India on Tuesday approved 36 infrastructure projects, including 18 power projects, worth some $28 billion in a bid to jumpstart the economy and restore investor confidence after the rupee – Asia’s worst performing currency – crashed to record lows this month.
"The message that we are sending is that the investment cycle has restarted, and we are pushing it. It is gathering pace and bottlenecks are being cleared" Finance Minister P. Chidambaram told a news conference yesterday.
36 stalled projects in oil, gas, power, road and railway sectors were cleared by the Cabinet Committee on Investment headed by Prime Minister Manmohan Singh, which was formed in late December to fast-track approvals and ease growth bottlenecks.
The petroleum and natural gas projects, valued at 830 billion rupees ($12.6 billion), are urgently needed to reduce a crippling electricity shortfall. India’s chronic power shortage is often cited as a key reason for lacklustre growth in Asia's third-largest economy, which slowed to a decade-low of five percent last year.
The announcement came as the rupee slipped to a new record low of 66.07 rupees to the dollar amid foreign investor alarm over the nation's current account deficit and a weak economic outlook.
Analysts say the fall was in part due to concerns over parliamentary approval on Monday of a $22 billion food security bill, an ambitious plan to provide cheap grains to India’s poor, which investors fear will increase the burden on India’s already stretched public finances.
"It's not out of choice, but out of compulsion that the finance minister is announcing so many things," said G. Chokkalingam, managing director and chief investment officer of Centrum Wealth Management in Mumbai.
"The trinity of the fiscal deficit, slowing growth and an unstable currency is hitting us badly.

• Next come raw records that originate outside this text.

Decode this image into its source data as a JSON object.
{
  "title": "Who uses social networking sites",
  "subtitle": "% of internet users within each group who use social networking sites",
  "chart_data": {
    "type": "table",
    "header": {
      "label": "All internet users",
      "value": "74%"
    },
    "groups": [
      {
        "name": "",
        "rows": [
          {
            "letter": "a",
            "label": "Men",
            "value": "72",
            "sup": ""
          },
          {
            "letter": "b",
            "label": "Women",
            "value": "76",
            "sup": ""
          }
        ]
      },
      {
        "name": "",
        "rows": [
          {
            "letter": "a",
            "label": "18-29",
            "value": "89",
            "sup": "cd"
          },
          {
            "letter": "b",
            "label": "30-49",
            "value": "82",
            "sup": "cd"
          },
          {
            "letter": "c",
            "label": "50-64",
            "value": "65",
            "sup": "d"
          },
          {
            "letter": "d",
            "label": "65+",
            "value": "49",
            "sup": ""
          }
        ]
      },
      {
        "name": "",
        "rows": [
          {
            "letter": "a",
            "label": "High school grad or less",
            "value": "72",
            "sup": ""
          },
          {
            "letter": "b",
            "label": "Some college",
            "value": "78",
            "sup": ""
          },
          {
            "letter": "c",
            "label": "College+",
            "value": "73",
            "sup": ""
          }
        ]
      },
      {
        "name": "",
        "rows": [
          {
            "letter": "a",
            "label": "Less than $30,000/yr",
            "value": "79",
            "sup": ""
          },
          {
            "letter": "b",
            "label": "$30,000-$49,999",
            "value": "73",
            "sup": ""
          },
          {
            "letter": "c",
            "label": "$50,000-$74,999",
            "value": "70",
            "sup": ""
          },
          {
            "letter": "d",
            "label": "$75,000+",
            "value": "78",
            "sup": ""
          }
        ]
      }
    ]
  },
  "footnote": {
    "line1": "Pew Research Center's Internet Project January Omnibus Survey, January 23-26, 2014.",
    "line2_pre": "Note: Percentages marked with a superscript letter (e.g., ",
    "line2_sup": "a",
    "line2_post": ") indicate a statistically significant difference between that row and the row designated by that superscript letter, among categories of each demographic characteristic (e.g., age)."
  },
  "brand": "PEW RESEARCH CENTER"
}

In addition to these, the government has passed the food security bill which may put fear in the mind of rating agencies."
On Tuesday, Chidambaram said that the rupee had "overshot its true level", and stressed that the food security bill would not lead to the government overshooting its fiscal deficit target.
"As I said in parliament, every emerging market is challenged today. So, India is also challenged, and the impact is felt both on the equity market as well as the currency market," he said.
"I think we'll simply have to be patient, be firm, do whatever is required to be done, and the rupee will find its appropriate level. What I said a few days ago, I still maintain it. The rupee has overshot its true level, it's undervalued. Others have confirmed it. And we have to be patient and we have to be firm and we have to do what requires to be done."